Some people prefer to be described with their first name only or a non-binary pronoun such as ‘they’ rather than a gendered pronoun. Others prefer no pronoun at all. Also be aware that some gender-neutral pronouns exist, such as ‘zie’ and ‘hir’. If unsure, you can ask someone directly what their preferred pronoun is in a respectful manner. If you do make a mistake, apologise promptly and move on … try to avoid making the same mistake again.’
Confused? Not for long! The Victorian Department of Health and Human Services has come up with an initiative called ‘They Day’. In order to clarify things, it has mandated that every first Wednesday of the month, its 10,000 employees are to use gender-neutral pronouns such as ‘they’ and ‘them’ rather than ‘he’ and ‘she’.
‘They Day’ is a considerable misnomer. Under the auspices of inclusion, DHSS is effectively fostering exclusion and division, which of course is one of the many ugly characteristics of the post-modern theory of identity politics which is currently blighting our social, political and corporate landscape. What possible course of action will those employees who are uneasy with language compulsion now face? If they do go work but refuse to participate, the chances are that they will be disciplined and re-educated at the hands of the pronoun politburo. And while this option might be sustainable in the short term, it certainly you won’t be in the long term because before they know it, the first Wednesday of the month will turn into all Wednesdays of the month, and then in no time at all, ‘They Day’ will become ‘Every They Day’.

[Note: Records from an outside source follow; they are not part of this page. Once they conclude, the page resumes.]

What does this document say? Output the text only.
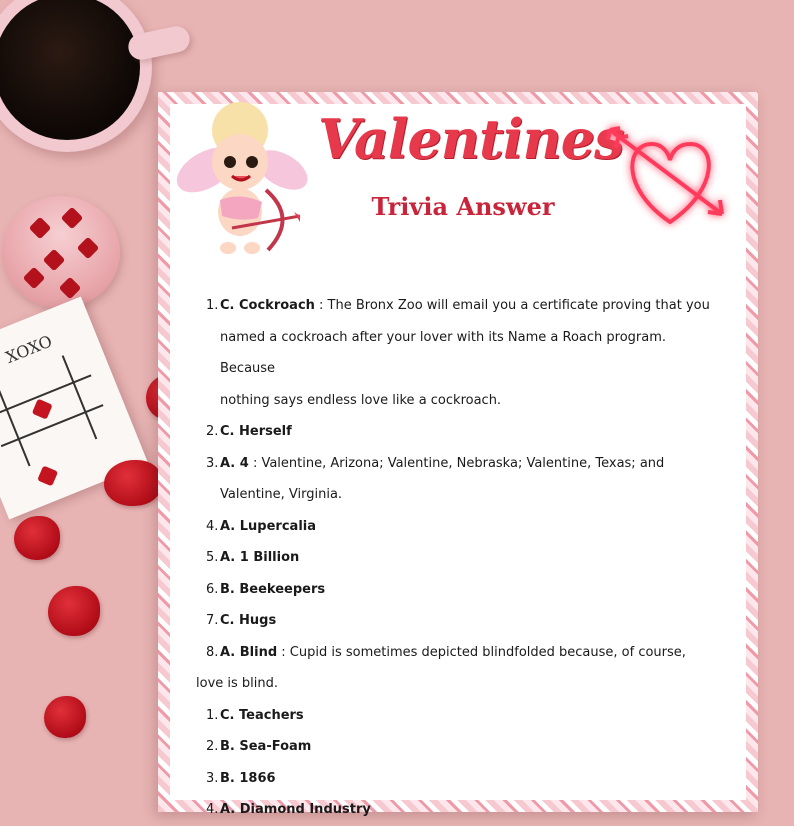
XOXO
Valentines
Trivia Answer
1. C. Cockroach : The Bronx Zoo will email you a certificate proving that you
named a cockroach after your lover with its Name a Roach program. Because
nothing says endless love like a cockroach.
2. C. Herself
3. A. 4 : Valentine, Arizona; Valentine, Nebraska; Valentine, Texas; and
Valentine, Virginia.
4. A. Lupercalia
5. A. 1 Billion
6. B. Beekeepers
7. C. Hugs
8. A. Blind : Cupid is sometimes depicted blindfolded because, of course,
love is blind.
1. C. Teachers
2. B. Sea-Foam
3. B. 1866
4. A. Diamond Industry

Those who choose to avoid work every first Wednesday of the month will be singling themselves out as dissidents. In the short film made to accompany ‘They Day’, viewers meet a selection of employees sporting ‘they/them’ badges while enthusiastically extolling the many virtues of the gender-neutral pronoun. One participant, who could perhaps be considered a veteran in this business because ‘they’ and ‘them’ have been her pronouns of choice for ten years now, gushes to camera ‘I love gender-neutral pronouns… when people use them, I feel affirmed and I like myself’. Another says ‘they [the pronouns] make me happy.’
With language and comments such as these, it’s not difficult to see where this is going for future ‘They Day’ dissenters. Absentees will be cast immediately as haters, whose unwillingness to comply with the directive will be taken as proof of their wretched misanthropy. After all, what kind of a person is anti-happiness? What sort of individual wants their co-workers to hate themselves? According to the bureaucrats at DHSS, it’s the kind of person who ‘misgenders’ in casual conversation with their colleagues during staff morning tea.
When it comes to forging a career for yourself in the Victorian public service, it appears the best thing you could do is to undertake a Bachelor of Arts in Gender and Cultural Studies at an Australian university. Indeed, on the University of Sydney’s Gender and Cultural Studies department webpage, future students are promised that a wide range of career of options will be opened up to them. Certainly, three years of study in the department will get you on the payroll of a government department faster than you can spell LGBTQI.
These latest initiatives from the Andrews government confirms that it more committed to imposing radical gender theory on the society, at the society’s expense, than it is to solving the Melbourne’s growing congestion problem.